The center got a boost in October 2009 when it moved from a former Little Rock AME Zion Church building in Charlotte’s First Ward into its current location within the Levine Center for the Arts – a multi-million dollar project that included the Bechtler Museum of Modern Art, the Mint Museum Uptown and the Knight Theater.
The Gantt Center also was helped by a citywide endowment campaign in 2010 that raised $83 million in pledges to support facilities and maintenance for some of Charlotte’s arts and cultural centers. The Gantt Center’s share came to $5 million, which generates about $200,000 a year for the institution, Taylor said, noting that the money cannot be used to improve programming.
Funding disparities
Despite its gains, the Gantt Center, like many of its peer institutions that focus on communities of color, has had its financial challenges.
In 2015, the Gantt Center took part in a national “Diversity in the Arts” study conducted by the University of Maryland’s DeVos Institute of Arts Management. The study found that institutions with exhibits and programs that reflect communities of color lack sufficient endowment. More specifically, it found that:
• The median budgets of the 20 largest arts organizations of color were more than 90 percent smaller than those of their largest mainstream counterparts.
• Arts organizations of color got only about 5 percent of total revenue from individual donors, “ indicating a disproportionate reliance on government and foundation grants…”
• Nearly half of the nation’s 20 largest arts organizations of color ran deficits of at least 10 percent of their total budgets for fiscal year 2013.
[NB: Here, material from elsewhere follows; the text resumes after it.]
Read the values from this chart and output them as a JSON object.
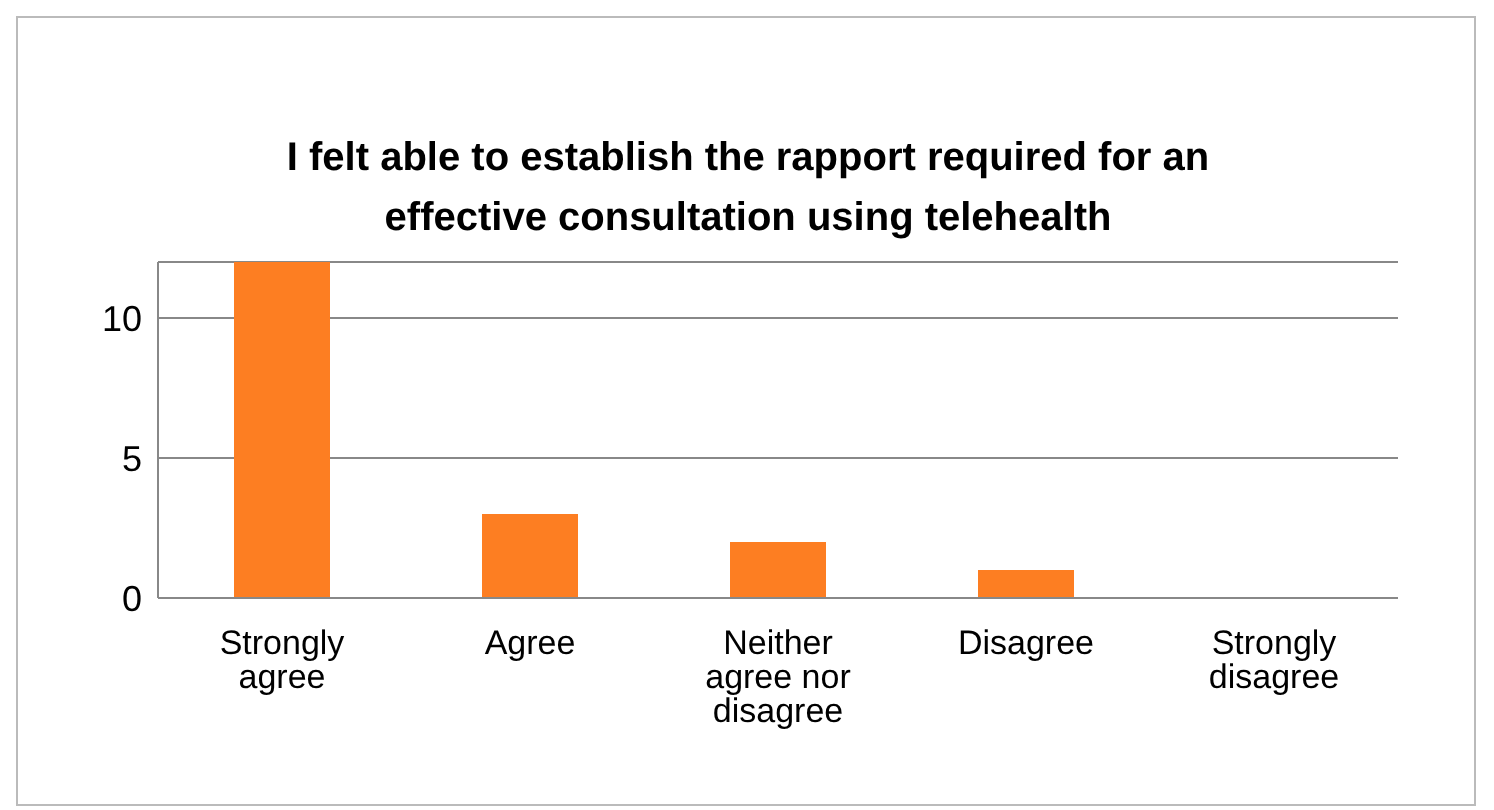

Taylor said much of that disparity can be traced to greater levels of corporate support and “multigenerational wealth” that benefit mainstream institutions. He also noted that, like the Gantt Center, many of the institutions that focus on communities of color sprang from modest roots.

All the same, he said, “In order to sustain on Main Street and maintain relevance on Main Street, you have to have all the tools that Main Street institutions have. Our work is expected to be as good as anybody else’s work.”
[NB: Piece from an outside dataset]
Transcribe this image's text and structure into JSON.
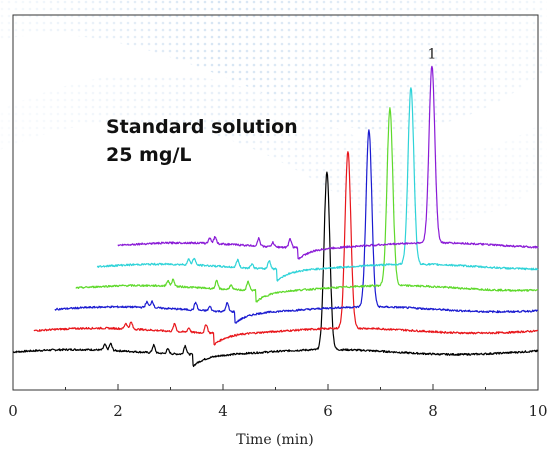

That’s where the current endowment will help, Taylor said. Annual gains from the investment of those donations will be used to fund better exhibitions and programming.
“It’s time to move forward. There is no basis for waiting, no basis for getting ready,” he said. “It was time to move forward with some campaign to change that dynamic for the Gantt Center.”
From members to donors
Taylor said that for the Gantt Center to reach its full potential, it would need endowments totaling at least $20 million – or twice the size of its current campaign. And for that reason, he said, the center’s fundraising efforts will continue well into the future.
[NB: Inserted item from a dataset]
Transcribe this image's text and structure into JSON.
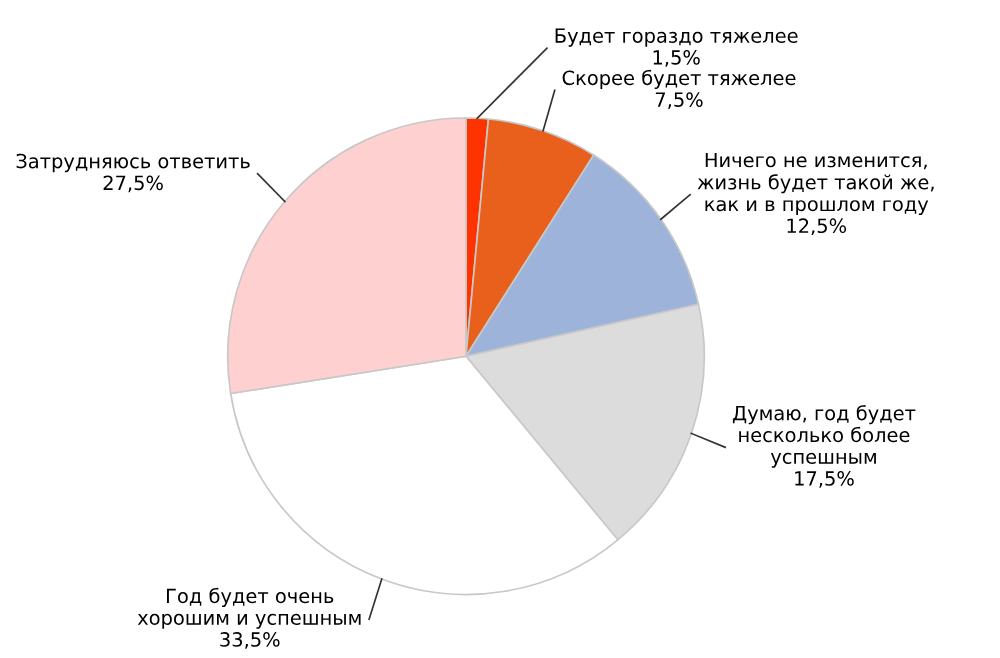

“Our institution will thrive based on donors making significant contributions to the center,” Taylor said. “We’re still in a growth mode, so developing donors is essential not just to the Gantt Center but any arts organization.”
With a membership base of just under 1,500 people, the center gets about 7 percent of its revenue from membership fees, which start at $25 a year, Taylor said. But as the current campaign progresses, he said, the center will be looking to convert more of those members to donors.
Chief among his concerns, he said, is that some members may falsely assume that the current campaign will be sufficient.
“It’s important to note that, though $10 million is really a lot of money, this is not a cure-all for the Gantt Center,” he said. “No one should walk away and say, ‘Boy, the Gantt Center is done, taken care of, got all they need.’ That is not at all the case. These payments are over multiple years. It’s not like we’ve got $6 million in the bank.”
Meanwhile, Taylor said he also wants Gantt Center members, as well as his staff, to appreciate the journey.
“We certainly have vision to continue to grow the Gantt Center,” he said, “but at the same time, we really have to stop and smell the roses about the many successes the Gantt Center has experienced.”